Huntington was a sophomore at DHS in 1966. Britt was a senior.
“There was opposition. In fact, there were several dozens of robed Ku Klux Klansmen who showed up opening day. But in my heart I knew I was someone with the nerve to do what others dared not to do, and of course I didn’t expect an open-armed reception,” Britt said.
“I faced a lot of hostility in my first semester there and I transferred back to Carver, where I graduated and went on to George Wallace Junior College. But several other black students began attending Dothan High after then.”
While Britt said he was never physically assaulted at the school, he said his vehicle and his grades suffered some damage throughout the semester he attended.
Britt said the support of his mother, Addie Jewel, was what encouraged him to break the mold of segregation in Dothan’s schools.

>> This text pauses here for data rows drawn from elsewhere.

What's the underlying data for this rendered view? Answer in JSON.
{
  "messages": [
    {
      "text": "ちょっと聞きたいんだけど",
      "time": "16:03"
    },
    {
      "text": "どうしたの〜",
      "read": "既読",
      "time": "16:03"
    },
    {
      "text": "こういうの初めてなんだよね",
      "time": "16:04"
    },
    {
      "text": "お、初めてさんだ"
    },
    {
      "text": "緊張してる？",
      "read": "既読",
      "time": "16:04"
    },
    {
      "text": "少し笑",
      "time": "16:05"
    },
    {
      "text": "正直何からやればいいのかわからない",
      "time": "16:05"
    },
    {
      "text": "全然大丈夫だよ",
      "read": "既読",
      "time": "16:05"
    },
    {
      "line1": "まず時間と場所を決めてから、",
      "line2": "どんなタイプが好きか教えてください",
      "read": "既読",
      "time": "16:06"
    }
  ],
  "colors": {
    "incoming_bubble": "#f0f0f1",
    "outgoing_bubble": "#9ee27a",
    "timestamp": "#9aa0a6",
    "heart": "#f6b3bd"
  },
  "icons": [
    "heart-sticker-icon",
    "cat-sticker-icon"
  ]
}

Britt said he owned his own barber shop at the age of 17 but knew that greater opportunities would not be afforded to him or his eight siblings unless people took a stand.
“At the time in Dothan it was more or less that blacks and whites could go where they wanted to go and do what they wanted to do, but there were still a lot of places that Jim Crow still had effects, like entrances into restaurants and on buses. I knew that if we could integrate those type facilities, though, then surely we could integrate education,” he said.
Britt shrugs and smiles at the fact that he took even a small part in the transition from segregated schools in the South.
“It’s fulfilling, but nothing that I really did to prove anything more than myself. You discover what you’re made of when you stand up for what you believe,” he said.
“My mother was an excellent role model and Christian woman so we had something to guide us along the way by example. We learned that you believe in yourself, work hard and pay your dues, and then you enjoy the fruits of your labor.”